Курт молча посмотрел в пол у своих ног. Знакомый пол, со знакомыми трещинами в камне — знакомыми до каждого извива; сколько это было уже — вот такая странная исповедь, не в часовне академии святого Макария, а в ректорской зале…
— Гложет? — переспросил он медленно. — Нет, если вы хотели знать, не раскаялся ли я в том, что сделал. Я считаю, что был прав…
— Но? — осторожно уточнил наставник. — Ведь что-то есть у тебя в душе, не знаю, сомнения это или сожаление.
— В моей душе, отец, многое, — согласился Курт, все так же глядя в пол мимо своих сцепленных ладоней. — Сомнения? Да. Сожаление… Я не знаю, должно ли оно быть; если сейчас вы развеете сомнения, его не будет, если нет — я начну сожалеть… Я говорю путано, потому что мои собственные мысли не совсем ясны.
Отец Бенедикт сидел в тишине, когда он вновь умолк, не торопя его, и за это Курт был ему благодарен.
— Я не сомневался, — заговорил он снова спустя полминуты. — Когда сама мысль затеять все это пришла мне в голову — я не сомневался. И после, до самого конца… Может быть, я просто запретил себе все мысли об этом, чтобы не сорваться. Но теперь… Я как-то сказал Дитриху Ланцу, что готов предоставить свою душу для любых прегрешений, если это поможет делу, которому я служу, но тогда не думал, как верно могут сбыться мои слова. Сейчас это было просто… — он тяжело усмехнулся, — блудодеяние. Во имя справедливости. А что потом? На что я готов, как далеко я готов зайти? Ведь дело в том… понимаете, отец, дело в том, что я до сих пор не порицаю себя за это. Не сожалею. In hostem omnia licita[213] — вот чем я руководствовался, и так считаю до сей минуты. Меня это не тревожит, вот в чем дело. Меня не тревожит то, что я в течение месяца методично вел к смерти и лгал в лицо — с улыбкой лгал — женщине, которая меня любила. Которую всего несколько дней назад любил без памяти. Это все исчезло, когда я узнал, что она такое. Просто исчезло. Ушло. Тотчас. И у меня в душе не дрогнуло ничего; вы понимаете? Но это должно быть, ведь так? Это свойственно человеку, это в порядке вещей. Тогда почему все случившееся не взволновало меня?
— Это и есть твои сомнения? — тихо уточнил наставник; он кивнул. — Ты ведь пытался объяснить все это сам себе, верно?
— Да, — снова кивнул Курт. — И ей, когда она спросила об этом.
— Это я знаю. Я читал твои отчеты и записи допросов… Но в чем же еще тогда колебания?
— Мне нужно ваше слово, — решительно отозвался он, подняв, наконец, голову и посмотрев наставнику в лицо. — Я прав? Имеет ли право служитель Конгрегации на такие мысли и такие убеждения? Или другие были правы, и прошлое дело поломало меня, и теперь…
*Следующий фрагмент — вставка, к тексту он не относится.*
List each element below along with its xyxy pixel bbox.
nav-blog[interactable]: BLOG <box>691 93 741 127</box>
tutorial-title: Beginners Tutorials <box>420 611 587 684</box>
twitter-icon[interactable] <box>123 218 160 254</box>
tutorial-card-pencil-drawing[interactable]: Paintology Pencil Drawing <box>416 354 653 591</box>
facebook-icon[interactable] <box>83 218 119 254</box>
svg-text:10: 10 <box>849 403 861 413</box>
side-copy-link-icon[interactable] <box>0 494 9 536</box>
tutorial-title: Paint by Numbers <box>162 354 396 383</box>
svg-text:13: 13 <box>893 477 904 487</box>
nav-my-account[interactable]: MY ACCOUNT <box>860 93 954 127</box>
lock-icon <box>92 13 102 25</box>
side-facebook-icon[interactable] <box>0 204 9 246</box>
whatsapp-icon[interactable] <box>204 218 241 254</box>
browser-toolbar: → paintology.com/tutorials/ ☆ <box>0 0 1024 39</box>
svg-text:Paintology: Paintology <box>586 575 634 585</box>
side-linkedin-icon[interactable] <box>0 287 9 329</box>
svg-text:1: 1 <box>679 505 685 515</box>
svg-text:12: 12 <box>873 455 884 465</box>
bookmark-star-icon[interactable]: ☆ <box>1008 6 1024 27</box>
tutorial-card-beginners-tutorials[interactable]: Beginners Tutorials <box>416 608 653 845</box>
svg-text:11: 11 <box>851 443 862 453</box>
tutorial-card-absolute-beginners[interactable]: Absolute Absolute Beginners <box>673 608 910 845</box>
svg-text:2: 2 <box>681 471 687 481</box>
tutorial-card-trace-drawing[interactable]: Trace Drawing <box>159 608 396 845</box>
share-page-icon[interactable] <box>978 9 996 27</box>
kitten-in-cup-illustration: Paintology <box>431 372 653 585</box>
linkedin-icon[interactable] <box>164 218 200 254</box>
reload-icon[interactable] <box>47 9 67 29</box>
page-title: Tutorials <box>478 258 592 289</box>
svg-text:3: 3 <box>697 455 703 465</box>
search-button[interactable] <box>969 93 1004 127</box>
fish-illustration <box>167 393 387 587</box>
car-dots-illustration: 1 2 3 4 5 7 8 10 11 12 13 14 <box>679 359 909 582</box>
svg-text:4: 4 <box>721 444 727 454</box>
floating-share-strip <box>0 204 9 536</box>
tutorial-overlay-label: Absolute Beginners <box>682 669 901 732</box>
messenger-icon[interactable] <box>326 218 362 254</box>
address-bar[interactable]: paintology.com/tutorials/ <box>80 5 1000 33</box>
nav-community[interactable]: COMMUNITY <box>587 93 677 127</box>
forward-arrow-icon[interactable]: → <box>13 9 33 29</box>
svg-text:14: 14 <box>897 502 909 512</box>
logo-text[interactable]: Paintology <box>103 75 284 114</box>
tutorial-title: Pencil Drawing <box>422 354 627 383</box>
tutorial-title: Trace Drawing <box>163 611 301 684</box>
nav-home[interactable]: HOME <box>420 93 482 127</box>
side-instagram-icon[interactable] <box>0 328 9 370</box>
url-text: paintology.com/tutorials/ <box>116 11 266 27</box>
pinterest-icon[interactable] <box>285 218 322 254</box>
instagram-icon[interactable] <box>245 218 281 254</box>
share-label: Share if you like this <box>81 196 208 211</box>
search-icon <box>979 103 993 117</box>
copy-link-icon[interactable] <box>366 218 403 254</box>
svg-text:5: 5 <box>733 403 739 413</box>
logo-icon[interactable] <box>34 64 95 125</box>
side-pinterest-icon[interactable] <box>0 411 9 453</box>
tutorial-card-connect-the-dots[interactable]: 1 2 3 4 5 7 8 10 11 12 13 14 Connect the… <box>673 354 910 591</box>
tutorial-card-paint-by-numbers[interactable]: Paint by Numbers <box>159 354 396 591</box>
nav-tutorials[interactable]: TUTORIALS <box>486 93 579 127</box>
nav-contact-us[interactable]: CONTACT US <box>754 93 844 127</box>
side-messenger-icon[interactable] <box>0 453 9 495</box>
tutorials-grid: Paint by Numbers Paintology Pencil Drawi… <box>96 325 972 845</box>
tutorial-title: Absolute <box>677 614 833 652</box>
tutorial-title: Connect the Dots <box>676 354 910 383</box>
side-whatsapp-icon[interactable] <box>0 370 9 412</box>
— … у тебя с головой не в порядке? — без церемоний договорил тот, и он усмехнулся снова.
— Да.
— О, Господи Иисусе, — вздохнул отец Бенедикт тяжело, но как-то наигранно. — Воспитал я вас на свою голову… Это, вообще, занятие неблагодарное — пытаться влезть в душу тому, кто обучен сам влезать в душу другим; а ты, мой мальчик, научился этому неплохо, сам знаешь. Никогда не приходило тебе в голову, насколько это зрелище странное и почти противоестественное — беседа двух инквизиторов о проблемах одного из них? И чем старше вы становитесь, дети мои, тем трудней мне с вами… — Курт молчал, снова уставясь в пол, и духовник вновь разразился тяжким вздохом — теперь искренне. — Вот что я тебе скажу. Служитель Конгрегации — имеет право и даже обязанность мыслить и поступать именно так. Поступать так — приходится. Мыслить — это дано не каждому… и, возможно, это даже к лучшему. Я понимаю твои опасения: ты боишься очерстветь. Боишься, что со временем подобное равнодушие овладеет тобою не к месту, что когда-нибудь ты поступишься чем-то вовсе недозволительным — и тогда пострадает невиновный. Насколько мне известно, это в твоей работе твой самый большой страх…
— Да. Я боюсь.
— Боишься себя самого, — подытожил наставник тихо и, помолчав, договорил: — И это хорошо. Бойся. Бойся как следует, и ничего подобного не произойдет. Сейчас ты снова ждешь от меня вердикта, как прежде?.. Вот он: совершённое тобою справедливо. Это главное. Раскаиваться тебе не в чем. Ведь ты знал, что я скажу именно это, верно?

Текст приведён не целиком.